Robert Jacques sandford at jhu.edu
Wed Dec 14 19:52:00 PST 2011


On Wed, 14 Dec 2011 02:38:17 -0500, Paulo Pinto <pjmlp at progtools.org> wrote:

> No need to reference Wikipedia articles, I am well aware of the implementation specifics.
>
> Still Singularity was just an example. I can pinpoint several other operating systems done in GC enabled systems languages, where besides the given language, only assembly was used, Native Oberon is such an OS for example.
>
> Many times C and C++ get used in such operating systems because of available tools that speed up development, instead of spending time rewriting them.
>
> I think we will eventually get there as the trend nowadays is that everything is slowly done in GC enabled languages anyway. Even Microsoft and Apple are extending their systems languages (Objective-C and C+) to offer some form of automatic memory management.
>
> --
> Paulo

 From Oberon's FAQ:
I know that the Native Oberon garbage collector is mark-and-sweep, not copying, but does it ever move objects, for instance to compact memory if it becomes excessively fragmented?
A: No, objects are never moved by the Mark/Sweep collector. To avoid fragmentation with a program that continuously allocates memory, call the Garbage collector (Oberon.Collect) from time to time to free unused memory. Avoid calling it too much though, because it does take some milliseconds to run, depending on the number of reachable objects on the heap.

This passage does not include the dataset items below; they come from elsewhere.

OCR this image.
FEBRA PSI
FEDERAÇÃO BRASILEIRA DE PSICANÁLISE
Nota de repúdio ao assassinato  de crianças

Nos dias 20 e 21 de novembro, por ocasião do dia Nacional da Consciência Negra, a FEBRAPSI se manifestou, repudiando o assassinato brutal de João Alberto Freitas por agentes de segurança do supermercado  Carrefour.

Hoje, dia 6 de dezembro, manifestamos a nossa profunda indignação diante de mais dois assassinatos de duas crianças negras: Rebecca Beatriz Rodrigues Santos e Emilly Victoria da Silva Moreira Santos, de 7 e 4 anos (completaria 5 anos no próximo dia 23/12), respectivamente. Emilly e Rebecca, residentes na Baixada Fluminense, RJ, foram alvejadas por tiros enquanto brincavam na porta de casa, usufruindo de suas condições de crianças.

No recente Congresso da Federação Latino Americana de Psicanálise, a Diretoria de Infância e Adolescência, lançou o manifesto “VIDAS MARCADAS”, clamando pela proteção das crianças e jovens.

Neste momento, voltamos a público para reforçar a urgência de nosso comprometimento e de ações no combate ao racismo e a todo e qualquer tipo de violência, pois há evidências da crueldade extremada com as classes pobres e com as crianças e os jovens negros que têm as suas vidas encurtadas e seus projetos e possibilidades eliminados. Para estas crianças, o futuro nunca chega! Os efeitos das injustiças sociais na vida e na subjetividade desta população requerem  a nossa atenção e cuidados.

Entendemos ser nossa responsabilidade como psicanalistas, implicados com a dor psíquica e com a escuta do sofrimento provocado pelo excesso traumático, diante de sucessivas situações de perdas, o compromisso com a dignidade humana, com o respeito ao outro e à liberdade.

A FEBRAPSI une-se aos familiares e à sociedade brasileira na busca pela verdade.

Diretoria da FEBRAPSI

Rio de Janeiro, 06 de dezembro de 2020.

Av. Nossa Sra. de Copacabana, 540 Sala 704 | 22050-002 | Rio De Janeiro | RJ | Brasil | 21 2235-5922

I feel like we are having a bit of a semantic issue. My position is not that GC can't or shouldn't be used by or in systems programming, indeed it should, it's that generally speaking the types of garbage collectors available to high-performance systems languages are not the same as those available to more restrictive languages such as JAVA and C#.

P.S.
It seems my GC education is a bit out of date as there has been work into precise garbage collection for C in recent years (i.e. Magpie). I didn't see any references to more advanced garbage collection algorithms, but give graduate students hard problems and generally solutions fall out.